A zero-shot industrial process fault diagnosis method based on domain-shift constraints

Background: Fault diagnosis is crucial for industrial maintenance, but existing supervised methods rely on extensive data, which is often difficult to collect. The challenge of gathering comprehensive fault samples limits the performance of traditional fault diagnosis methods. Method: In this paper, we propose a fault diagnosis method named ZSIDM-OC to address the zero-shot problem in industrial processes, specifically concerning the domain shift issue. This novel framework includes three key modules: the Hierarchical Global-Local Feature Integration Module for capturing both global and local features of the fault data; the Prototype-Based Discriminative Loss Module, which reduces feature redundancy and enhances the model's ability to recognize unknown fault classes; and the Bidirectional Consistency Enforcement Module ensuring consistent data distribution in both low-dimensional and high-dimensional spaces, thereby reducing domain shift.
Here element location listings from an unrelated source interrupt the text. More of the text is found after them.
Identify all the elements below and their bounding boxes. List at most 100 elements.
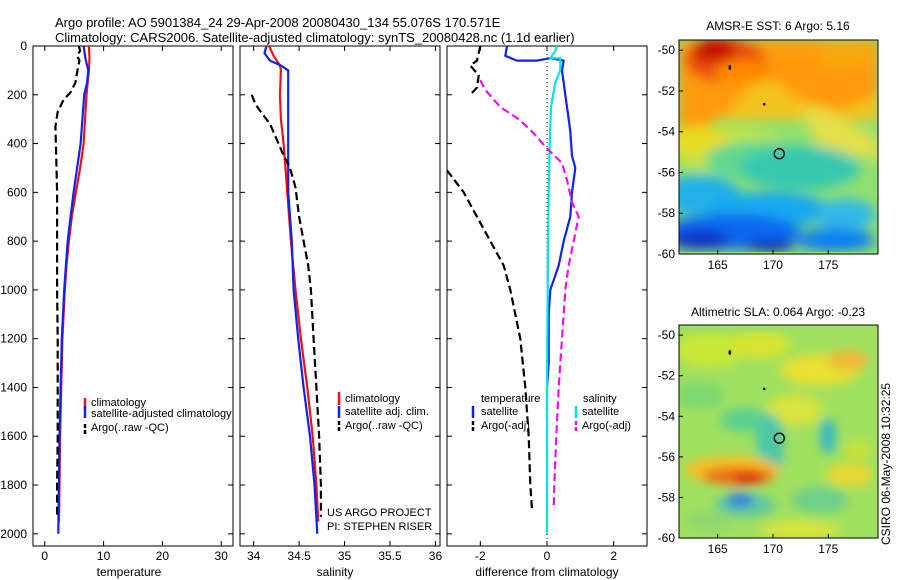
y-tick-label: 1200 [0, 332, 27, 346]
difference-panel: -2 0 2 difference from climatology tempera… [446, 45, 648, 579]
map-y-tick-label: -50 [658, 328, 676, 342]
legend-label-satellite: satellite adj. clim. [345, 406, 429, 418]
y-tick-label: 600 [7, 185, 27, 199]
float-track-point [762, 387, 766, 391]
x-tick-label: 20 [156, 549, 170, 563]
y-tick-label: 1000 [0, 283, 27, 297]
map-x-tick-label: 165 [708, 258, 728, 272]
y-tick-label: 0 [20, 39, 27, 53]
x-tick-label: -2 [475, 549, 486, 563]
y-tick-label: 400 [7, 137, 27, 151]
map-y-tick-label: -50 [658, 43, 676, 57]
series-line-satellite-adjusted-climatology [57, 46, 90, 534]
series-line-argo-adj- [469, 46, 482, 96]
legend-label-argo: Argo(..raw -QC) [345, 420, 423, 432]
credit-line1: US ARGO PROJECT [327, 507, 432, 519]
map-y-tick-label: -58 [658, 490, 676, 504]
sla-map-panel: Altimetric SLA: 0.064 Argo: -0.23 [658, 305, 879, 556]
y-tick-label: 1800 [0, 478, 27, 492]
x-tick-label: 35.5 [378, 549, 402, 563]
y-tick-label: 800 [7, 234, 27, 248]
series-line-satellite [504, 46, 577, 412]
x-tick-label: 34 [247, 549, 261, 563]
salinity-series [250, 46, 322, 534]
map-y-tick-label: -60 [658, 531, 676, 545]
float-position-marker [773, 432, 785, 444]
y-tick-label: 200 [7, 88, 27, 102]
figure-title-line1: Argo profile: AO 5901384_24 29-Apr-2008 … [55, 15, 501, 30]
sst-map-overlay [728, 65, 785, 160]
sla-map-ticks: 165 170 175 -50 -52 -54 -56 -58 -60 [658, 328, 839, 556]
map-x-tick-label: 175 [818, 258, 838, 272]
legend-label-satellite: satellite-adjusted climatology [91, 408, 232, 420]
sst-heatmap [679, 40, 878, 254]
credit-line2: PI: STEPHEN RISER [327, 521, 432, 533]
legend-label-climatology: climatology [91, 397, 147, 409]
salinity-ticks: 34 34.5 35 35.5 36 [240, 45, 443, 563]
legend-label-sal-argo: Argo(-adj) [582, 420, 631, 432]
float-track-point [728, 67, 732, 70]
y-tick-label: 1600 [0, 429, 27, 443]
x-tick-label: 10 [97, 549, 111, 563]
map-y-tick-label: -54 [658, 409, 676, 423]
salinity-panel: 34 34.5 35 35.5 36 salinity climatology sate… [239, 45, 443, 579]
sla-heatmap [679, 325, 878, 538]
sst-map-ticks: 165 170 175 -50 -52 -54 -56 -58 -60 [658, 43, 839, 272]
y-tick-label: 1400 [0, 380, 27, 394]
legend-label-temp-satellite: satellite [481, 406, 518, 418]
legend-label-sal-satellite: satellite [582, 406, 619, 418]
sst-map-frame [678, 39, 879, 255]
x-tick-label: 36 [429, 549, 443, 563]
series-line-satellite-adj-clim- [263, 46, 319, 534]
float-position-marker [773, 148, 785, 160]
temperature-xlabel: temperature [97, 565, 162, 579]
x-tick-label: 30 [215, 549, 229, 563]
series-line-satellite [545, 46, 562, 534]
difference-series [447, 46, 580, 534]
map-y-tick-label: -52 [658, 369, 676, 383]
x-tick-label: 0 [544, 549, 551, 563]
sst-map-title: AMSR-E SST: 6 Argo: 5.16 [706, 19, 850, 33]
temperature-ticks: 0 10 20 30 0 200 400 600 800 1000 1200 1400 1600 1800… [0, 39, 233, 563]
series-line-argo-raw-qc- [54, 46, 82, 517]
temperature-legend: climatology satellite-adjusted climatolo… [83, 397, 232, 434]
float-track-point [762, 102, 766, 106]
map-y-tick-label: -56 [658, 165, 676, 179]
sla-map-title: Altimetric SLA: 0.064 Argo: -0.23 [691, 305, 865, 319]
map-x-tick-label: 175 [818, 542, 838, 556]
x-tick-label: 2 [610, 549, 617, 563]
difference-xlabel: difference from climatology [475, 565, 618, 579]
sla-map-overlay [728, 350, 785, 444]
difference-legend: temperature salinity satellite Argo(-adj… [471, 393, 631, 432]
x-tick-label: 34.5 [287, 549, 311, 563]
sla-map-frame [678, 324, 879, 539]
legend-label-temp-argo: Argo(-adj) [481, 420, 530, 432]
map-y-tick-label: -56 [658, 450, 676, 464]
map-y-tick-label: -60 [658, 247, 676, 261]
legend-label-argo: Argo(..raw -QC) [91, 422, 169, 434]
sst-map-panel: AMSR-E SST: 6 Argo: 5.16 [658, 19, 879, 272]
difference-ticks: -2 0 2 [447, 45, 647, 563]
map-x-tick-label: 165 [708, 542, 728, 556]
legend-title-temperature: temperature [481, 393, 540, 405]
temperature-panel: 0 10 20 30 0 200 400 600 800 1000 1200 1400 1600 1800… [0, 39, 234, 579]
legend-title-salinity: salinity [583, 393, 617, 405]
timestamp: CSIRO 06-May-2008 10:32:25 [879, 383, 893, 545]
figure-title-line2: Climatology: CARS2006. Satellite-adjuste… [55, 30, 575, 45]
x-tick-label: 0 [41, 549, 48, 563]
series-line-argo-adj- [447, 169, 534, 510]
temperature-series [54, 46, 91, 534]
temperature-axes-box [32, 45, 234, 547]
float-track-point [728, 352, 732, 355]
series-line-argo-adj- [479, 79, 580, 510]
salinity-axes-box [239, 45, 441, 547]
y-tick-label: 2000 [0, 527, 27, 541]
salinity-xlabel: salinity [317, 565, 354, 579]
map-y-tick-label: -52 [658, 84, 676, 98]
x-tick-label: 35 [338, 549, 352, 563]
series-line-argo-raw-qc- [250, 94, 322, 517]
map-y-tick-label: -54 [658, 125, 676, 139]
map-x-tick-label: 170 [763, 542, 783, 556]
legend-label-climatology: climatology [345, 393, 401, 405]
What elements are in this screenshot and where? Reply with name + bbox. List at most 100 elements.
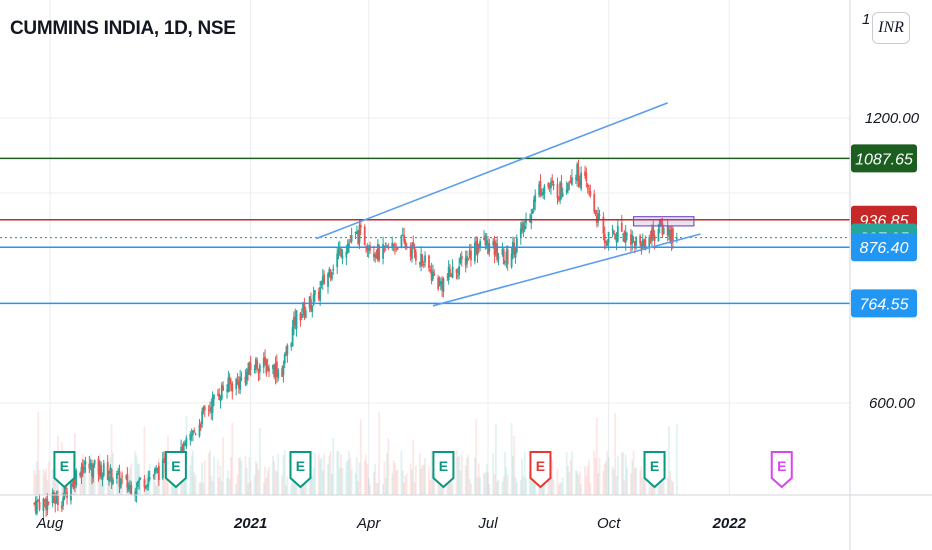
candle-body [468, 250, 471, 258]
volume-bar [163, 471, 165, 495]
candle-body [466, 255, 468, 264]
volume-bar [256, 463, 259, 495]
candle-body [203, 406, 206, 411]
candle-body [433, 273, 436, 276]
candle-body [148, 477, 151, 480]
volume-bar [488, 484, 491, 495]
volume-bar [375, 482, 378, 495]
candle-body [211, 396, 214, 413]
candle-body [666, 225, 669, 236]
candle-body [584, 171, 586, 176]
candle-body [62, 497, 65, 506]
candle-body [441, 281, 444, 290]
volume-bar [623, 480, 626, 495]
x-tick-label: 2021 [233, 515, 267, 532]
candle-body [81, 464, 84, 474]
candle-body [245, 371, 248, 385]
volume-bar [115, 480, 118, 495]
candle-body [367, 247, 370, 251]
volume-bar [505, 467, 508, 495]
volume-bar [484, 472, 487, 495]
candle-body [589, 190, 592, 197]
price-label-resistance: 1087.65 [851, 144, 917, 173]
candle-body [620, 222, 623, 232]
volume-bar [248, 457, 251, 495]
volume-bar [485, 464, 488, 495]
candle-body [538, 184, 541, 196]
volume-bar [460, 454, 463, 495]
candle-body [89, 462, 92, 467]
candle-body [455, 269, 458, 273]
candle-body [281, 368, 284, 377]
volume-bar [556, 468, 559, 495]
candle-body [345, 251, 348, 258]
volume-bar [313, 453, 316, 495]
volume-bar [201, 462, 204, 495]
currency-button[interactable]: INR [872, 12, 910, 44]
volume-bar [428, 466, 430, 495]
candle-body [354, 232, 357, 234]
volume-bar [312, 468, 315, 495]
candle-body [256, 360, 259, 370]
volume-bar [108, 476, 110, 495]
volume-bar [475, 419, 478, 495]
earnings-badge [289, 451, 312, 489]
candle-body [349, 241, 352, 243]
volume-bar [393, 463, 396, 495]
volume-bar [418, 453, 421, 495]
volume-bar [494, 424, 497, 495]
candle-body [51, 492, 54, 504]
candle-body [515, 238, 518, 253]
candle-body [126, 473, 129, 488]
volume-bar [670, 480, 673, 495]
volume-bar [317, 454, 320, 495]
volume-bar [466, 458, 468, 495]
candle-body [266, 366, 269, 372]
candle-body [239, 376, 242, 390]
volume-bar [616, 456, 619, 495]
candle-body [319, 287, 322, 301]
candle-body [459, 256, 462, 264]
volume-bar [487, 472, 489, 495]
volume-bar [135, 455, 138, 495]
price-label-text: 876.40 [860, 240, 909, 257]
candle-body [506, 249, 509, 265]
x-tick-label: 2022 [712, 515, 747, 532]
volume-bar [523, 451, 526, 495]
volume-bar [268, 466, 270, 495]
candle-body [409, 247, 412, 257]
candle-body [588, 188, 590, 190]
candle-body [109, 467, 112, 474]
candle-body [317, 291, 320, 299]
candle-body [209, 407, 211, 409]
candle-body [643, 239, 645, 242]
candle-body [470, 250, 472, 261]
candle-body [548, 186, 551, 188]
candle-body [311, 305, 314, 312]
candle-body [630, 234, 632, 245]
volume-bar [429, 479, 432, 495]
candle-body [411, 245, 413, 260]
volume-bar [468, 478, 471, 495]
volume-bar [194, 475, 197, 495]
volume-bar [675, 424, 678, 495]
candle-body [551, 180, 554, 184]
candle-body [525, 220, 527, 224]
volume-bar [666, 477, 669, 495]
volume-bar [173, 484, 176, 495]
volume-bar [62, 480, 65, 495]
candle-body [323, 274, 325, 284]
candle-body [514, 249, 517, 258]
candle-body [135, 489, 138, 495]
volume-bar [542, 484, 544, 495]
candle-body [501, 248, 504, 255]
x-tick-label: Jul [477, 515, 498, 532]
volume-bar [106, 466, 109, 495]
candle-body [429, 269, 432, 272]
earnings-badge [53, 451, 76, 489]
candle-body [321, 276, 324, 284]
candle-body [651, 229, 653, 242]
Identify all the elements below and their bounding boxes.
Significant Findings: Our analysis indicates that the domain shift problem is inevitable in a zero-shot setting and significantly affects the performance of existing methods. Experimental results demonstrate that under zero-shot conditions, ZSIDM-OC offers significant advantages on both the Energy Storage Plant dataset and the Tennessee Eastman dataset. This method effectively mitigates the challenges posed by domain shift and limited fault sample availability, showcasing its potential to improve fault diagnosis in industrial processes.